How will you be checkiing the quality of the AI recommendations in the your PR. Do you think that using different model ( chatgpt, claude,gemin, qwen) to challenge the recommendation made by another AI could help ?
About having differents models challenging each other, I haven’t seen anything useful yet but I understand where you are going. Might be a future direction
I have in mind the following paper. It is called Self-Taught Evaluators (https://arxiv.org/pdf/2408.02666)by Meta . It is interesting as they get big improvements from LLM checking and improving solution. WDYT ? I don't know if you could generate an PR using AI with let's say Claude and then check the quality by using chatgpt or gemini.. I would be interested by knowing if that would provide quality and more trust or the opposite
Ok focusing on context makes sense but I’d challenge the idea that LLMs inherently fail without it. Some teams have used fine-tuned models or hybrid workflows with partial context to generate useful IaC snippets
Agreed 100%. LLMs are doing solid job at generating IaC but in a context where the person who use them knows what he/she's doing. In our case, remediaiton means an extra level of trust, where your infra is already super sensitive.

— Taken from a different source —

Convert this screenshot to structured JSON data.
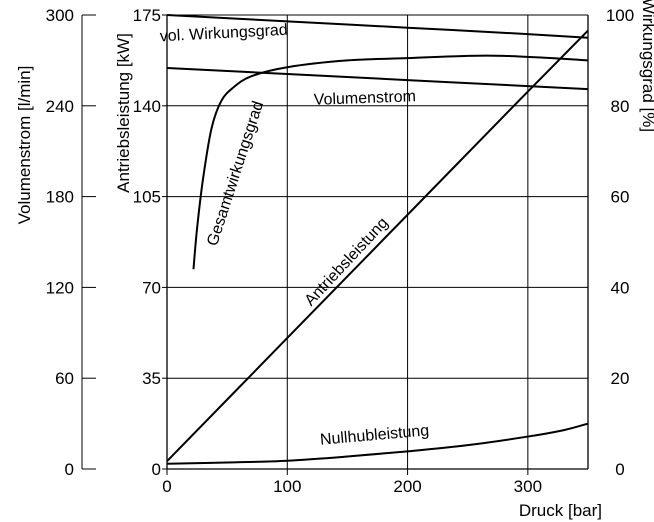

we have used some tools to generate terraform code based on our unmanaged cloud resource for instance and it worked well..
The tools we are aware of will create a 1-to-1 mapping to some code, but very often with hardcoded values because they lack the full context of your infrastructure. This can lead to potential incidents in the future (broken dependencies / visibility). This is at least the way we are approaching it, and why we want to build this "deterministic" part first and then use it as context to the LLMs.